I came across this website whilst struggling with the following problem. Whilst I have found and read bits that have helped, I still can't solve this particular situation. I'm not a mathematician in any sense of the word so really would appreciate some help.
I have 5 groups of people. 4 of the groups have 4 people and the other one has 2 people – so 18 people in total. I have to come up with a system to allow each of the people in each group to meet each other. The meetings need to be in groups of 3-4. Some quick and basic maths suggested to me to have 6 meetings of 3 people for 6 weeks.
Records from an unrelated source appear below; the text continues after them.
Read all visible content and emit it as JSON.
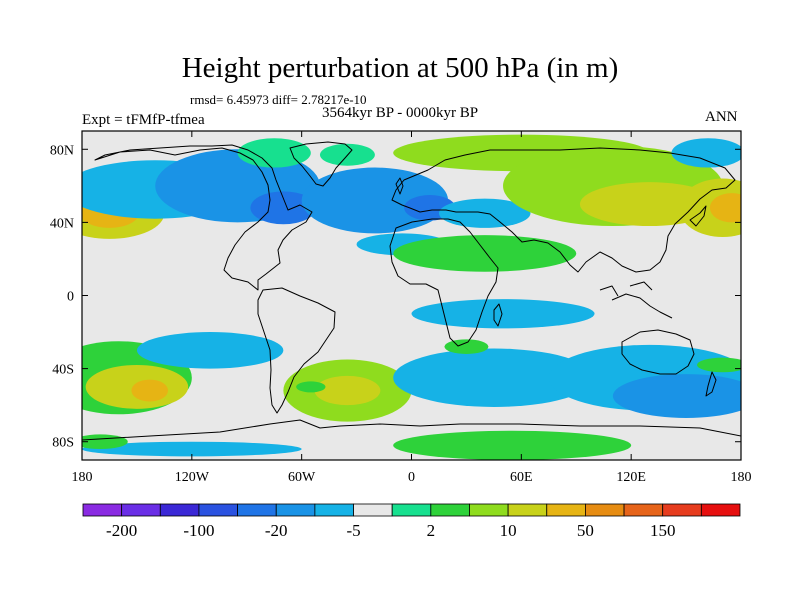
{
  "chart_data": {
    "type": "heatmap",
    "title": "Height perturbation at 500 hPa (in m)",
    "stats_text": "rmsd= 6.45973 diff= 2.78217e-10",
    "period": "3564kyr BP - 0000kyr BP",
    "experiment": "Expt = tFMfP-tfmea",
    "season": "ANN",
    "xlim": [
      -180,
      180
    ],
    "ylim": [
      -90,
      90
    ],
    "x_ticks": [
      {
        "value": -180,
        "label": "180"
      },
      {
        "value": -120,
        "label": "120W"
      },
      {
        "value": -60,
        "label": "60W"
      },
      {
        "value": 0,
        "label": "0"
      },
      {
        "value": 60,
        "label": "60E"
      },
      {
        "value": 120,
        "label": "120E"
      },
      {
        "value": 180,
        "label": "180"
      }
    ],
    "y_ticks": [
      {
        "value": 80,
        "label": "80N"
      },
      {
        "value": 40,
        "label": "40N"
      },
      {
        "value": 0,
        "label": "0"
      },
      {
        "value": -40,
        "label": "40S"
      },
      {
        "value": -80,
        "label": "80S"
      }
    ],
    "colorbar": {
      "colors": [
        "#8a2be2",
        "#6a2ee6",
        "#3b28d6",
        "#2a52e0",
        "#1f74e6",
        "#1a93e6",
        "#16b2e6",
        "#e8e8e8",
        "#17e08f",
        "#2ed23a",
        "#8fdc1e",
        "#c8d21a",
        "#e6b414",
        "#e68c12",
        "#e6641a",
        "#e63c1e",
        "#e60f0f"
      ],
      "labels": [
        {
          "boundary": 1,
          "text": "-200"
        },
        {
          "boundary": 3,
          "text": "-100"
        },
        {
          "boundary": 5,
          "text": "-20"
        },
        {
          "boundary": 7,
          "text": "-5"
        },
        {
          "boundary": 9,
          "text": "2"
        },
        {
          "boundary": 11,
          "text": "10"
        },
        {
          "boundary": 13,
          "text": "50"
        },
        {
          "boundary": 15,
          "text": "150"
        }
      ]
    },
    "field_anomalies": [
      {
        "lon": -165,
        "lat": 45,
        "rx": 30,
        "ry": 14,
        "level": 11
      },
      {
        "lon": -165,
        "lat": 45,
        "rx": 16,
        "ry": 8,
        "level": 12
      },
      {
        "lon": -140,
        "lat": 58,
        "rx": 50,
        "ry": 16,
        "level": 6
      },
      {
        "lon": -95,
        "lat": 60,
        "rx": 45,
        "ry": 20,
        "level": 5
      },
      {
        "lon": -70,
        "lat": 48,
        "rx": 18,
        "ry": 9,
        "level": 4
      },
      {
        "lon": -20,
        "lat": 52,
        "rx": 40,
        "ry": 18,
        "level": 5
      },
      {
        "lon": 10,
        "lat": 48,
        "rx": 14,
        "ry": 7,
        "level": 4
      },
      {
        "lon": 40,
        "lat": 45,
        "rx": 25,
        "ry": 8,
        "level": 6
      },
      {
        "lon": -75,
        "lat": 78,
        "rx": 20,
        "ry": 8,
        "level": 8
      },
      {
        "lon": -35,
        "lat": 77,
        "rx": 15,
        "ry": 6,
        "level": 8
      },
      {
        "lon": 60,
        "lat": 78,
        "rx": 70,
        "ry": 10,
        "level": 10
      },
      {
        "lon": 110,
        "lat": 60,
        "rx": 60,
        "ry": 22,
        "level": 10
      },
      {
        "lon": 130,
        "lat": 50,
        "rx": 38,
        "ry": 12,
        "level": 11
      },
      {
        "lon": 170,
        "lat": 48,
        "rx": 24,
        "ry": 16,
        "level": 11
      },
      {
        "lon": 175,
        "lat": 48,
        "rx": 12,
        "ry": 8,
        "level": 12
      },
      {
        "lon": 162,
        "lat": 78,
        "rx": 20,
        "ry": 8,
        "level": 6
      },
      {
        "lon": -5,
        "lat": 28,
        "rx": 25,
        "ry": 6,
        "level": 6
      },
      {
        "lon": 40,
        "lat": 23,
        "rx": 50,
        "ry": 10,
        "level": 9
      },
      {
        "lon": 50,
        "lat": -10,
        "rx": 50,
        "ry": 8,
        "level": 6
      },
      {
        "lon": -160,
        "lat": -45,
        "rx": 40,
        "ry": 20,
        "level": 9
      },
      {
        "lon": -150,
        "lat": -50,
        "rx": 28,
        "ry": 12,
        "level": 11
      },
      {
        "lon": -143,
        "lat": -52,
        "rx": 10,
        "ry": 6,
        "level": 12
      },
      {
        "lon": -110,
        "lat": -30,
        "rx": 40,
        "ry": 10,
        "level": 6
      },
      {
        "lon": -35,
        "lat": -52,
        "rx": 35,
        "ry": 17,
        "level": 10
      },
      {
        "lon": -35,
        "lat": -52,
        "rx": 18,
        "ry": 8,
        "level": 11
      },
      {
        "lon": -55,
        "lat": -50,
        "rx": 8,
        "ry": 3,
        "level": 9
      },
      {
        "lon": 45,
        "lat": -45,
        "rx": 55,
        "ry": 16,
        "level": 6
      },
      {
        "lon": 30,
        "lat": -28,
        "rx": 12,
        "ry": 4,
        "level": 9
      },
      {
        "lon": 130,
        "lat": -45,
        "rx": 55,
        "ry": 18,
        "level": 6
      },
      {
        "lon": 150,
        "lat": -55,
        "rx": 40,
        "ry": 12,
        "level": 5
      },
      {
        "lon": 170,
        "lat": -38,
        "rx": 14,
        "ry": 4,
        "level": 9
      },
      {
        "lon": -120,
        "lat": -84,
        "rx": 60,
        "ry": 4,
        "level": 6
      },
      {
        "lon": 55,
        "lat": -82,
        "rx": 65,
        "ry": 8,
        "level": 9
      },
      {
        "lon": -170,
        "lat": -80,
        "rx": 15,
        "ry": 4,
        "level": 9
      }
    ]
  }
}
I just can't come up with the right algorithm to get this organised. I have literally spent hours on it and got no where.
What I tried most recently was:
Wk 1: Mtg 1 Mtg 2 Mtg 3 Mtg 4 Mtg 5 Mtg 6
GATL1 GATL2 GATL3 GATL4 GBTL1 GBTL2
GCTL4 GCTL3 GCTL2 GCTL1 GBTL4 GBTL3
GDTL1 GDTL2 GDTL3 GDTL4 GETL1 GETL2
Wk 2: Mtg 1 Mtg 2 Mtg 3 Mtg 4 Mtg 5 Mtg 6
GETL2 GATL1 GATL2 GATL3 GATL4 GBTL1
GCTL3 GCTL2 GCTL1 GBTL4 GBTL3 GBTL2
GCTL4 GDTL1 GDTL2 GDTL3 GDTL4 GETL1
etc. etc. for 6 weeks. The only problem is that this didn't ensure that everybody met with everybody else.
Very grateful for your assistance.
Best Answer
This is not a complete answer. I've renamed the people 1 through 18. The five groups are:
1 2 .. 3 4 5 6 .. 7 8 9 10 .. 11 12 13 14 .. 15 16 17 18
Here are the meetings in Week 1:
1 3 7 11 ... 2 4 8 15 ... 5 9 12 16 ... 6 13 17 ... 10 14 18
Week 2:
1 4 10 17 ... 2 5 7 14 ... 6 8 11 16 ... 3 12 15 ... 9 13 18
Week 3:
1 5 13 15 ... 2 9 11 17 ... 3 8 14 ... 4 7 12 18 ... 6 10 16
Week 4:
1 8 12 18 ... 2 3 13 16 ... 4 9 14 ... 5 10 11 17 ... 6 7 15
Week 5:
1 6 9 ... 2 10 12 ...
Week 6:
1 14 16 ... 2 6 18 ...
I don't know whether one can complete the Week 5 and Week 6 schedules to have everyone meet everyone. I know that 1 and 2 have met everyone, and most of the others have met 10 of the 14 they have to meet. 3 still has to meet 9, 10, 17 and 18; 4 has to meet 11, 13, 16; and so on.